Es lo que es

El debate que nunca desaparece: No se debe esperar cambios significativos en las leyes de armas de EEUU

Comparte en

Share on facebook
Share on twitter
Share on whatsapp
Share on telegram

Esta tragedia ha reavivado el debate sobre el control de armas en Estados Unidos. Pero siendo realistas, es poco probable que resulte en una reforma significativa. La discusión sobre las armas simplemente se ha vuelto demasiado políticamente divisiva y culturalmente arraigada como para permitir un cambio significativo.

Por: Sarah Smith – BBC / Traducción libre del inglés de Morfema Press

Es importante recordar que las armas de fuego son normales en muchas partes de Estados Unidos. No son vistas como excepcionales o aterradoras como lo son para los extraños. Son parte de la vida cotidiana.

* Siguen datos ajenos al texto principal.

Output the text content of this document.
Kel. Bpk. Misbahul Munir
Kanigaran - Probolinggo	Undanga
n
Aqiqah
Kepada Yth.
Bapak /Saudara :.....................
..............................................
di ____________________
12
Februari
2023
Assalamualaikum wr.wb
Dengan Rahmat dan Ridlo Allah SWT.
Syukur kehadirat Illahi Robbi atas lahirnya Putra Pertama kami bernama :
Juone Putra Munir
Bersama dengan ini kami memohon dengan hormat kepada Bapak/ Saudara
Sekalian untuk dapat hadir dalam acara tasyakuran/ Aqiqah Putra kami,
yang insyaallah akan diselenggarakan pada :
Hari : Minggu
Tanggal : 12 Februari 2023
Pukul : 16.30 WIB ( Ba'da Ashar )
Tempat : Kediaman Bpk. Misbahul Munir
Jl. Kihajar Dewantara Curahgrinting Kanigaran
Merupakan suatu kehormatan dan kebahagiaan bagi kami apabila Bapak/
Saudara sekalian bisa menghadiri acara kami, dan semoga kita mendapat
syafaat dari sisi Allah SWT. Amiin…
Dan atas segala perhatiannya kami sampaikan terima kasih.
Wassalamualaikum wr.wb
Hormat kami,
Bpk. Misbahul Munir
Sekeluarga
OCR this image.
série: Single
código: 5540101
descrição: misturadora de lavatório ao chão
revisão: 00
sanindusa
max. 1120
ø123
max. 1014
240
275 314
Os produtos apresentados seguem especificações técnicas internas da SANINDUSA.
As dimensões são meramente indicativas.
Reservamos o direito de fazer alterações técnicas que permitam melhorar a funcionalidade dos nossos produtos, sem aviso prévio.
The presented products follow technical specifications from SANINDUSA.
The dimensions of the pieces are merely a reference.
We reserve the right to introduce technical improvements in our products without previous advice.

Los propietarios estadounidenses de armas, y se estima que hay 80 millones de ellos, ven sus armas de fuego como protección: una forma de defender sus propias libertades y propiedades.

En un país donde existe la posibilidad real de que un delincuente armado irrumpa en su hogar o lo asalte en la calle, muchos consideran que llevar una es una precaución sensata.

Las armas son tan omnipresentes en Estados Unidos que nadie podrá quitárselas de las manos a los delincuentes. Y así va el argumento: los buenos también deberían tenerlos.

Todos sabemos que el derecho a portar armas está protegido por la Segunda Enmienda de la Constitución de los Estados Unidos. Lo que está menos claro para los que están afuera es por qué un documento escrito hace casi 250 años en respuesta a una guerra revolucionaria todavía tiene tanta resonancia en 2022.

¿Qué tan poderoso es el lobby de armas de Estados Unidos?

La libertad y el derecho a defenderse son fundamentales no solo para la historia del origen de Estados Unidos, sino también para la cantidad de personas que piensan en Estados Unidos sobre su país y sus valores en la actualidad.

Algunos de los argumentos más vociferantes a favor de las armas provienen de la rica y poderosa Asociación Nacional del Rifle (NRA) que quiere defender las ganancias de sus seguidores. Pero muchos de los argumentos también provienen de ciudadanos comunes.

Para muchos, su derecho a portar un arma se considera tan fundamental como su derecho a la libertad de expresión. Prohibir o restringir las armas se considera una violación de sus derechos como estadounidense.

Esos derechos han sido objeto de debate antes, especialmente a raíz de tragedias como la de Texas.

En 2012, un hombre armado solitario irrumpió en la escuela primaria de Sandy Hook y mató a seis adultos y 20 niños. Después hubo una oleada de apoyo al control de armas similar a la que estamos viendo ahora.

El presidente Barack Obama prometió hacer todo lo que esté a su alcance para actuar y sus demócratas propusieron leyes en todo Estados Unidos que prohíban modelos específicos de armas de fuego y mejoren las verificaciones de antecedentes.

Algunas de esas medidas recibieron el apoyo de los republicanos, pero nunca fue suficiente para pasar por el Congreso y convertirse en ley.

Las familias de los muertos de Sandy Hook estaban tan frustradas por el fracaso de la reforma de armas que tomaron el asunto en sus propias manos y eligieron demandar directamente al fabricante del rifle AR-15 utilizado en el ataque de 2012.

A principios de este año, Remington Arms llegó a un acuerdo con nueve de las familias por $ 73 millones (£ 53,9 millones), lo que hace probable que haya más de estas demandas en el futuro.

Un gran número de estadounidenses están asqueados por las altas tasas de violencia armada en su país. Los llamados hoy son más fuertes para al menos restringir la posesión de armas y deshacerse de las armas semiautomáticas que no son necesarias para defender la vida o la propiedad de nadie.

Los defensores de la reforma hablan de otros tipos de libertad, como el derecho de un niño a ir a la escuela sin temor a que le disparen. Todo en un país donde las armas son ahora la principal causa de muerte entre niños y adolescentes.

Los números son asombrosos. Más de 4300 menores de 18 años murieron por lesiones relacionadas con armas de fuego en 2020. En comparación, unos 50 policías estadounidenses murieron por heridas de bala en el mismo año.

Pero no espere el tipo de respuesta política provocada en 1996 por la masacre de Dunblane en el Reino Unido , a la que los parlamentarios respondieron prohibiendo efectivamente todas las armas de fuego de propiedad privada.

En los próximos días surgirán discusiones en los programas de televisión por cable de EE. UU. y en las redes sociales sobre a quién se le debe permitir comprar armas y qué tipo de armas se les permite, pero no sobre su derecho a portar armas.